The party does not care for the citizens, and will vaporise its citizens if they even show beginning signs of defiance or rebelliousness. In the text, George Orwell highlights this point vividly when he writes, “The party seeks power entirely for its own sake. We are not interested in the good of others; we are interested solely in power… power is not a means; it is an end. ” The aim of this quote is to demonstrate the corruptness of the party, so much in fact, that they care nothing for the people that they rule, the citizens.
This is a clear and definite example of the misuse of power and power as a destructive force in human society, in that the party would not hesitate to kill its citizens, if their views happened to differ from those of the party. In addition, George Orwell gives us an insight into a citizen’s disappearance; “Syme had vanished… Syme had ceased to exist: he had never existed. ” The reason why George Orwell includes this in his story is to show the control that the authoritarian government has over its citizens, in that when they vaporise someone, he suddenly just ceases to exist, he was never even alive.

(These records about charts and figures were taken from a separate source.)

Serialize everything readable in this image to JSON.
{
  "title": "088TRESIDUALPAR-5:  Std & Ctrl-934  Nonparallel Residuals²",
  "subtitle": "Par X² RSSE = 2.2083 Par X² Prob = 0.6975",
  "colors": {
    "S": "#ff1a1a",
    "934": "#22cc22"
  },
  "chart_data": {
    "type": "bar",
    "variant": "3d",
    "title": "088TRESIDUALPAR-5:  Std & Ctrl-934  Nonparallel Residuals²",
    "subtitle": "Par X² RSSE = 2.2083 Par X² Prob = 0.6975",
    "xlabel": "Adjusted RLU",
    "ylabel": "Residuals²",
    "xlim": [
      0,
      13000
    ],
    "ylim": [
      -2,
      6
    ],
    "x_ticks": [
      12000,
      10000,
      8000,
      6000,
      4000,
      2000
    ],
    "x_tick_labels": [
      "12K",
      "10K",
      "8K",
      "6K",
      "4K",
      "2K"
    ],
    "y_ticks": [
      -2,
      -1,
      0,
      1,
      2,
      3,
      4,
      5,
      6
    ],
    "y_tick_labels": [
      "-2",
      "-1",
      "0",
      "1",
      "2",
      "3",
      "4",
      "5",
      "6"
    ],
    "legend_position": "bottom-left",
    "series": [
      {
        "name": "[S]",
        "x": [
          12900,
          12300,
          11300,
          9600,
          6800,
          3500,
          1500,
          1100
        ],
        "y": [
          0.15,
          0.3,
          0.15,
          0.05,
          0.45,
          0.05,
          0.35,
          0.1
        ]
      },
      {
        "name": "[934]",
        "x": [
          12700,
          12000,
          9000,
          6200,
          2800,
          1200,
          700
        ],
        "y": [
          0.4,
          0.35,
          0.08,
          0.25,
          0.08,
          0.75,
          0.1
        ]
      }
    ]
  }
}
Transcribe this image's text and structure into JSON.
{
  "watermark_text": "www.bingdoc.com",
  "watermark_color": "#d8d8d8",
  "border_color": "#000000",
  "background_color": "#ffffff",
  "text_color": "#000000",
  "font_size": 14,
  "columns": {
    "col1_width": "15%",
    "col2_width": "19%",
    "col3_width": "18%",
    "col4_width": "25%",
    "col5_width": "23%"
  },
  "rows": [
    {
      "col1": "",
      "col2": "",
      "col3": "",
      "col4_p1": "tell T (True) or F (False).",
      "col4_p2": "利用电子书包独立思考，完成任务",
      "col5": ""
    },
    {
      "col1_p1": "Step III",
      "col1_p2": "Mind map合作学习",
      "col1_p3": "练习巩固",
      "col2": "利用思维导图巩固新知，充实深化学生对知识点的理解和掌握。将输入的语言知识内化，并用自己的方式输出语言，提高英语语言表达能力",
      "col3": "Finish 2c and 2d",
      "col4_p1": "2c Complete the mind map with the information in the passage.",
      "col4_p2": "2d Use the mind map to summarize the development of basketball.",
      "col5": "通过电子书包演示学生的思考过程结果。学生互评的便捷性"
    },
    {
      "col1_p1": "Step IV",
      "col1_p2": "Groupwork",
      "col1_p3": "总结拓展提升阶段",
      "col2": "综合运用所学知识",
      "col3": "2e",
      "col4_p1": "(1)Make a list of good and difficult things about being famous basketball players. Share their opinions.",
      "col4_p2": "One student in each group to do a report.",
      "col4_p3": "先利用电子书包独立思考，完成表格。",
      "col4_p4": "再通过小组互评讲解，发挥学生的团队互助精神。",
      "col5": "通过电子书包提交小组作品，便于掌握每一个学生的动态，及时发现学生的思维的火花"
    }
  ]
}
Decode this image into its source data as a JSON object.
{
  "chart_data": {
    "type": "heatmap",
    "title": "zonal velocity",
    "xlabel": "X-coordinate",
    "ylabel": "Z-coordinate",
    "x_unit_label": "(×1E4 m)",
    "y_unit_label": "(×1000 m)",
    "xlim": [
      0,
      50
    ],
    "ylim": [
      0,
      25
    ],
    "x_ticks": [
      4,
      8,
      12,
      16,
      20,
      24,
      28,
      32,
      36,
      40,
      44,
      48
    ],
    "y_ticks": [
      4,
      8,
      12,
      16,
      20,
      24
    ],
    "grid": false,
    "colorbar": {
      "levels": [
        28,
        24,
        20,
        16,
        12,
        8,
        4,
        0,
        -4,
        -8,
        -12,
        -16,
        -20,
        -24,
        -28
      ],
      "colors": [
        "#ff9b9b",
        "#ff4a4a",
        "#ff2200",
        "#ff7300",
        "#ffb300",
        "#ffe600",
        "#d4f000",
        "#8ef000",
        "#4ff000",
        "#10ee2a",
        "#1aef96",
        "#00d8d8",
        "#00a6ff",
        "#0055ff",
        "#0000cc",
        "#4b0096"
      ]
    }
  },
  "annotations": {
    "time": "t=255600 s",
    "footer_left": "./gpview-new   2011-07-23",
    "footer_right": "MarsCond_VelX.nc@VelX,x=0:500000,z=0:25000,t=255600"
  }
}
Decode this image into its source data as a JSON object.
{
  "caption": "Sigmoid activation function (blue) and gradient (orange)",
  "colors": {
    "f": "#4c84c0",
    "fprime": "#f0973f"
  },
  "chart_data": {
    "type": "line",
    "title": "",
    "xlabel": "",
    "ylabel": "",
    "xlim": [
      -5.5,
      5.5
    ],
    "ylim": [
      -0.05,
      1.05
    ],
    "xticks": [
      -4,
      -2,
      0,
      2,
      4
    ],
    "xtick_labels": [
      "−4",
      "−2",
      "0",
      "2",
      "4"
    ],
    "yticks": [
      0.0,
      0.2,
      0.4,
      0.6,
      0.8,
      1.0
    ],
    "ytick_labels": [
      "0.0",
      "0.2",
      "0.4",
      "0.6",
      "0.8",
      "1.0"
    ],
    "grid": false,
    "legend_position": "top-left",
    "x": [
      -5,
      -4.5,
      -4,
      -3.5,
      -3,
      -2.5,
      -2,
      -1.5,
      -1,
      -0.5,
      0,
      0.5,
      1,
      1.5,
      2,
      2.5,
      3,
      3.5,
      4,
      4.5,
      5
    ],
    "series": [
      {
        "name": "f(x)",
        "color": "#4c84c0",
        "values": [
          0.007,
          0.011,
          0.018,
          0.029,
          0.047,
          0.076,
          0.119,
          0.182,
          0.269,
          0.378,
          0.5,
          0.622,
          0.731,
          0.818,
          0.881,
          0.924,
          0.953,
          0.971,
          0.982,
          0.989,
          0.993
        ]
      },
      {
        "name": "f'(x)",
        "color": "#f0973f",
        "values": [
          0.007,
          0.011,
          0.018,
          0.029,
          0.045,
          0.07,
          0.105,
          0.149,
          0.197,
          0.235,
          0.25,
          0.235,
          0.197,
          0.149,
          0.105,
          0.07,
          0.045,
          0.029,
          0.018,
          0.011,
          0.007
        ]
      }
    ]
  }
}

The text Nineteen Eighty Four clearly shows that power is a destructive force in human society, mainly focusing on the conformation of citizens to the ideology of the totalitarian government in power. The destructive nature of power in human society can also be seen in the film Downfall directed by Oliver Hirschbiegel. This text concentrates on the last days of Hitler, and the ramifications of his actions on himself and also on the people of Germany. Hitler’s power as the ‘Fuhrer’ of Germany gives him absolute power over the people of Germany. However, as a commonly known saying goes, “absolute power corrupts absolutely.
This is shown in the film Downfall, through images of both Hitler and Germany going from strong and proud to weak and war ravaged. A technique used in this film is characterisation, namely, the characterisation of Hitler. Hitler goes from a revered and respected leader to a weak, sickness ridden, old man full of ire. With various camera angles including high angle shots and close-ups of Hitler, Hitler is shown to be corrupted by the power that was given to him. The fact that Hitler’s hand shakes (and he hides it behind his back) shows that he is a sick, old man.
In addition, his temper tantrums and the high angle shots whilst he is having them, delicately stress the effect that the power has on him. It also shows his real insignificance and the fact that he raving and ranting because he isn’t getting his own way. A line in the movie spoken by Hitler reads, “The strongest can only be victorious by eradicating the weak”. The effect of this quote is to underline the corruptive nature that power can have on the owner of that power and that Hitler as an example of a corrupted leader, is so corrupt, that he in fact is weak but does not recognise it.
The results of his actions were also destructive to Germany. Berlin especially went from a normal, well functioning city to a war torn and fire ridden mass of rubble. Hitler’s misuse of power not only corrupted him, but affected Germany as well. Likewise, Oliver Hirschbiegel has used several other techniques to convey the general mood or tone of the film. These include dark coloured costuming, dark and gloomy lighting, and sad non-diagetic music.
All of these are used to create a sombre and melancholy mood, heightening the sadness and seriousness of Hitler’s actions in the film. Through Downfall, one may see that power is a destructive force in human society. In conclusion, one may clearly see that although power can be instrumental in shaping the world into what it is today, power can also be seen as a destructive force in human society, through both authoritarian power and the corruptive nature of power, as seen in the two texts, Nineteen Eighty Four by George Orwell and Downfall by Oliver Hirschbiegel.